1. Create a LatentBuildSlave, extending the API of
buildbot.buildslave.BuildSlave.  An abstract latent BuildSlave must
generally know how to start up an instance that will connect to the
master at the right uri and port and with the right name and password.
[MINIMAL] The simplest way to accomplish that with ec2 is to have an
image responsible for the entirety of this (that is, the image would
know the URI and authentication to use to connect with the master).

2. Add a subclass of buildbot.process.builder.SlaveBuilder called
LatentSlaveBuilder.  [MINIMAL] It treats a ``ping`` call without status
(that is, status=None) as a call to ask the LatentBuildSlave to start an
instance.  LatentBuildSlave would have a new method for this purpose.

3. Add an ``addLatentSlave`` to buildbot.process.builder.Builder.  This
will create a LatentSlaveBuilder instance.  It will then call
``self.maybeStartBuild``, like
``buildbot.process.builder.Builder.attached`` does.

Discussion:

- (re: 1. [MINIMAL]) The slickest way to set up a real slave would be to
have the LatentBuildSlave install buildbot on the image itself, but that
sets up a lot of expectations that would be difficult to fulfill across
operating systems.  A simpler improvement to the minimal approach is to
have a convention for images to follow--some mechanism to send botname,
password, master ip, and port to an instance, and to ask the image's
buildbot to start up.  A Twisted pb server waiting for data?  Or perhaps
you provide a configuration script to the buildslave?  I think I'll
start with the minimal approach and see what develops.

- (re 2. [MINIMAL]) Relying on the ``ping`` call without status is
obviously flaky.  ``buildbot.process.builder.startBuild`` could send a
more clear "hey, start up" message than this for LatentBuildSlaves.  I
intend to add one of these, but don't have a spelling yet.

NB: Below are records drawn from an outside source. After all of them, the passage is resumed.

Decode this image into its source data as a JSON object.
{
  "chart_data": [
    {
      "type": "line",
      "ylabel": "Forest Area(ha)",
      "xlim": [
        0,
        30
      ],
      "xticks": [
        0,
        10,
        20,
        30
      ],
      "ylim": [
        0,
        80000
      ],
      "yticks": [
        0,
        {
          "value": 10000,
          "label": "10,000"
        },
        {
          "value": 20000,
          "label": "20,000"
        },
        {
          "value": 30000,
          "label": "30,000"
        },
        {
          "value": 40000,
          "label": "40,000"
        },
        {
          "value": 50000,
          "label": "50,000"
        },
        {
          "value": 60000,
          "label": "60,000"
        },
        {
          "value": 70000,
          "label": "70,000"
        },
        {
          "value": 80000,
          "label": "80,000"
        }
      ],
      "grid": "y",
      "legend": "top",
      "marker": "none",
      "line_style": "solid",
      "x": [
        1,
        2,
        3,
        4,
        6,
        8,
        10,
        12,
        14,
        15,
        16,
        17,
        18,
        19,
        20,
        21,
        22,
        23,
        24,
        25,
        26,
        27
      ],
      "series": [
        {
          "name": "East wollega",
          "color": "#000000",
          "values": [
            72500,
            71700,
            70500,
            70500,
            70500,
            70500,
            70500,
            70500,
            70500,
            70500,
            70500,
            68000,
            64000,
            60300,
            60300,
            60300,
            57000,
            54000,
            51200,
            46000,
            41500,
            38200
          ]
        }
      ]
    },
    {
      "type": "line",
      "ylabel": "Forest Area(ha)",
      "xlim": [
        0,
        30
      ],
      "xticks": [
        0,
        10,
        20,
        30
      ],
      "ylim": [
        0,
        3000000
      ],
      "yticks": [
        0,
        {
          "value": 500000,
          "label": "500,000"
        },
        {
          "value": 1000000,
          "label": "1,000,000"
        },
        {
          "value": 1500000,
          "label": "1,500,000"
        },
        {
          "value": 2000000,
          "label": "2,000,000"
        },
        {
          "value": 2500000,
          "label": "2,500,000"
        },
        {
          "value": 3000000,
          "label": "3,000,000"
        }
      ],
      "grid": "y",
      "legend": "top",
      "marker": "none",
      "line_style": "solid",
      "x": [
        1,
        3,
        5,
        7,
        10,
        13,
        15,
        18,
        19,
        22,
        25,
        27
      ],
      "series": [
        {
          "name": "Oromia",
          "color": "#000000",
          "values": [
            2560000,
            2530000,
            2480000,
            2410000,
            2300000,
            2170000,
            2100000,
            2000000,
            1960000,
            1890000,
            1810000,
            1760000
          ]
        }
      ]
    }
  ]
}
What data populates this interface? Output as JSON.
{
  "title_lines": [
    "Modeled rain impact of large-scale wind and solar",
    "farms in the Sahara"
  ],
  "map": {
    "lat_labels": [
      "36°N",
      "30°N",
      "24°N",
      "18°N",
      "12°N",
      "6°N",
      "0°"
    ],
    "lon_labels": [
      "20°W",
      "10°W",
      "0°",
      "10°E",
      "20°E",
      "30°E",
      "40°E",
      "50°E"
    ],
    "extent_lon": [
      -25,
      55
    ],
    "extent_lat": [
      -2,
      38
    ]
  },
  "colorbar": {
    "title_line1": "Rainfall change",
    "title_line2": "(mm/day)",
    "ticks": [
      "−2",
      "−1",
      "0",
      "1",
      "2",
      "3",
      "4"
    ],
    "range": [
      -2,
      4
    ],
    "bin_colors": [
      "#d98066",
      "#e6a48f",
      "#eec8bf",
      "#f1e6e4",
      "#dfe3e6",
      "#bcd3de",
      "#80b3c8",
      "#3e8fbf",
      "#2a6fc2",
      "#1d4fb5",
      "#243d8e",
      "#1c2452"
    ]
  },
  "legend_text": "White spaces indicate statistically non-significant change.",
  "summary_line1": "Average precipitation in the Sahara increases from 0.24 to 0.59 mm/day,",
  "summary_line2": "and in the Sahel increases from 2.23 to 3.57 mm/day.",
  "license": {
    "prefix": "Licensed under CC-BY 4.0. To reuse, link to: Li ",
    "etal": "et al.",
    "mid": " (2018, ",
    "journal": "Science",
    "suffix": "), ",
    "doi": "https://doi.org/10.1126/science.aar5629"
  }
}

- I don't specify here how the EC2 instance is shut down.  I forget if
BuildSlaves are alerted when a build is completed, but I remember that,
between the LatentBuildSlave amd the LatentSlaveBuilder, I can get the
information, and shut down the EC2 instance if needed.  This should work
out.

- I don't know if buildbot is willing to depend on the boto package.  An
optional dependency?  Or do I need to just put the abstract code in
buildbot, with an EC2 implementation of the LatentBuildSlave in contrib?
That's probably what I'll do without further input.

- This is all the planning I intend to do before I start tackling it.
Getting in the thick of things may change my plans significantly, so
I'll leave the rest for branch review.

Hopefully this'll work. ;-) I'm optimistic.